Dévasté par sa séparation avec Catherine Deneuve aux débuts des seventies, le cinéaste se plonge corps et âme dans l’adaptation d’un roman sur les affres d’une passion désaccordée.
Les années soixante-dix sont les grandes absentes du catalogue Netflix. La raison en est simple. Truffaut producteur de tous ses films via sa société des Films du Carrosse s’associe avec la United Artists - donc Hollywood - après l’échec de Fahrenheit 451. Des « histoires » de droits épars rendent donc impossible l’exhaustivité. Exit La mariée était en noir, La sirène du Mississippi, L’enfant sauvage, La nuit américaine, L’Histoire d’Adèle H., L’Argent de poche, L’homme qui aimait les femmes et La chambre verte.
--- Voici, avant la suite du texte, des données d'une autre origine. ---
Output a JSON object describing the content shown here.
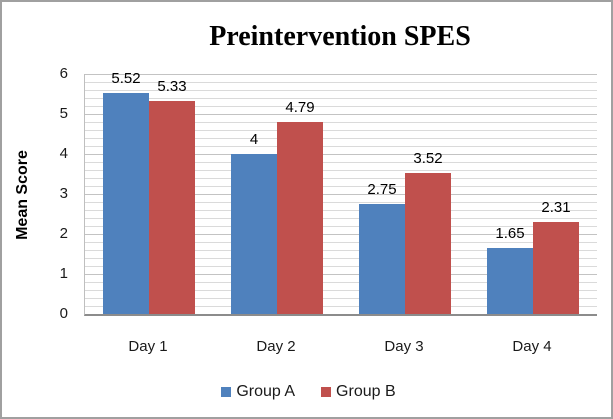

L’amour ne connaît pas de repos
Parmi les survivants des seventies, Les Deux Anglaises et le Continent (1971) occupe une place centrale dans l’œuvre. A la fin des années soixante, Truffaut connait l’une des pires phases de sa vie intime. Amoureux fou de sa Sirène du Mississippi aka Catherine Deneuve avec qui il vit durant deux ans, sa séparation avec l'actrice le plonge dans une dépression carabinée. Comme souvent (toujours !) avec lui, le cinéma est le seul remède capable de réparer les blessures. Truffaut repense à Jules et Jim et à un roman autobiographique du même auteur, Henri-Pierre Roché. Les Deux Anglaises et le Continent est une sorte de journal intime où l’écrivain raconte sa jeunesse et son amour pour deux sœurs anglaises. C’est surtout l’histoire d’une passion chaotique et désordonnée, où les différentes parties ne parviennent jamais à accorder leurs violons. Trop tôt, trop tard, pas assez, débordant, impatient, volage, puritain, physique, sentimental… L’amour ne connait pas de repos. Les points de rencontre sont trop rares pour produire autre chose que des rendez-vous manqués.
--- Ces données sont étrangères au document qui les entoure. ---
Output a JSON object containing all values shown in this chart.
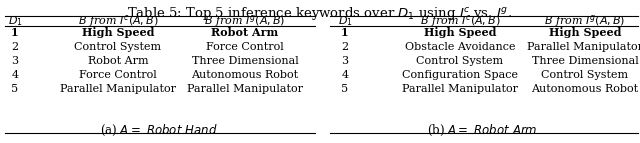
{
  "title": "Table 5: Top 5 inference keywords over $D_1$ using $I^c$ vs. $I^g$.",
  "col_headers_a": [
    "$D_1$",
    "$B$ from $I^c(A,B)$",
    "$B$ from $I^g(A,B)$"
  ],
  "col_headers_b": [
    "$D_1$",
    "$B$ from $I^c(A,B)$",
    "$B$ from $I^g(A,B)$"
  ],
  "rows_a": [
    [
      "1",
      "High Speed",
      "Robot Arm"
    ],
    [
      "2",
      "Control System",
      "Force Control"
    ],
    [
      "3",
      "Robot Arm",
      "Three Dimensional"
    ],
    [
      "4",
      "Force Control",
      "Autonomous Robot"
    ],
    [
      "5",
      "Parallel Manipulator",
      "Parallel Manipulator"
    ]
  ],
  "rows_b": [
    [
      "1",
      "High Speed",
      "High Speed"
    ],
    [
      "2",
      "Obstacle Avoidance",
      "Parallel Manipulator"
    ],
    [
      "3",
      "Control System",
      "Three Dimensional"
    ],
    [
      "4",
      "Configuration Space",
      "Control System"
    ],
    [
      "5",
      "Parallel Manipulator",
      "Autonomous Robot"
    ]
  ],
  "bold_rows_a": [
    0
  ],
  "bold_rows_b": [
    0
  ],
  "bg_color": "#ffffff",
  "text_color": "#000000",
  "title_fontsize": 9.5,
  "header_fontsize": 8.0,
  "body_fontsize": 8.0,
  "caption_fontsize": 8.5
}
« Presser l’amour comme un citron ! »
L’action se passe au tout début du XXe siècle, Claude, un jeune dandy français (Jean-Pierre Léaud pour la première fois dépouillé des habits d’Antoine Doinel chez son mentor) se rend en Angleterre où il va bientôt tomber sous le charme de deux sœurs bien élevées. Anne (Kika Markham), la plus entreprenante laisse le champ libre à sa cadette, Muriel (Stacey Tendeter), plus fragile et effacée. Claude se laisse guider mais la vie et les convenances en décideront autrement. « Je crois qu’avec ce film, j’ai désiré presser l’amour comme un citron. », explique le cinéaste « présent » à l’écran en voix-off. Pour lui, ce film c’est un peu « le jeune Proust qui tomberait amoureux des sœurs Brontë. » De fait, le film distille un romanesque assumé qui l’écarte de toute modernité et la critique telle l’une des héroïnes montre de sérieux problèmes de vue. « Je me suis embêté de la première seconde à la dernière », s’exclame le pourtant très respectable Jean-Louis Bory. Dans les cinémas, certains spectateurs aimeraient que l’on tourne moins autour du pot. La délicatesse dont fait preuve Truffaut passe mal. Pourtant cette retenue presque maladive, donne toute la puissance à ce drame aux couleurs délavées (la photo de Nestor Almandros est du grand art), où la mise en scène d’une pureté qui frise la raideur exprime tous les élans contrariés des protagonistes.
Réincarnation
Film central parce qu’il va, en effet, permettre au cinéaste d’explorer dans son sillon les ravages de l’amour faisant fi du contemporain pour accéder à l’universel. L’histoire d’Adèle H., réalisé quelques années plus tard, constitue d’ailleurs une sorte de prolongement. Un peu comme si l’une des héroïnes s’était réincarnée en une autre. Idem avec La chambre verte où cette fois l’amour basculera vers l’au-delà. Par sa retenue (au diable les grandes reconstitutions !), son dépouillement dans l’incarnation (les interprètes ressemblent à des spectres assoiffés) et surtout sa façon de traiter la langue et le langage, Truffaut fait jeu égal avec ses modèles littéraires (Stendhal, Balzac…) Car seule la littérature n’a jamais su aussi bien s’approcher comme ici, de la (dé)raison des sentiments.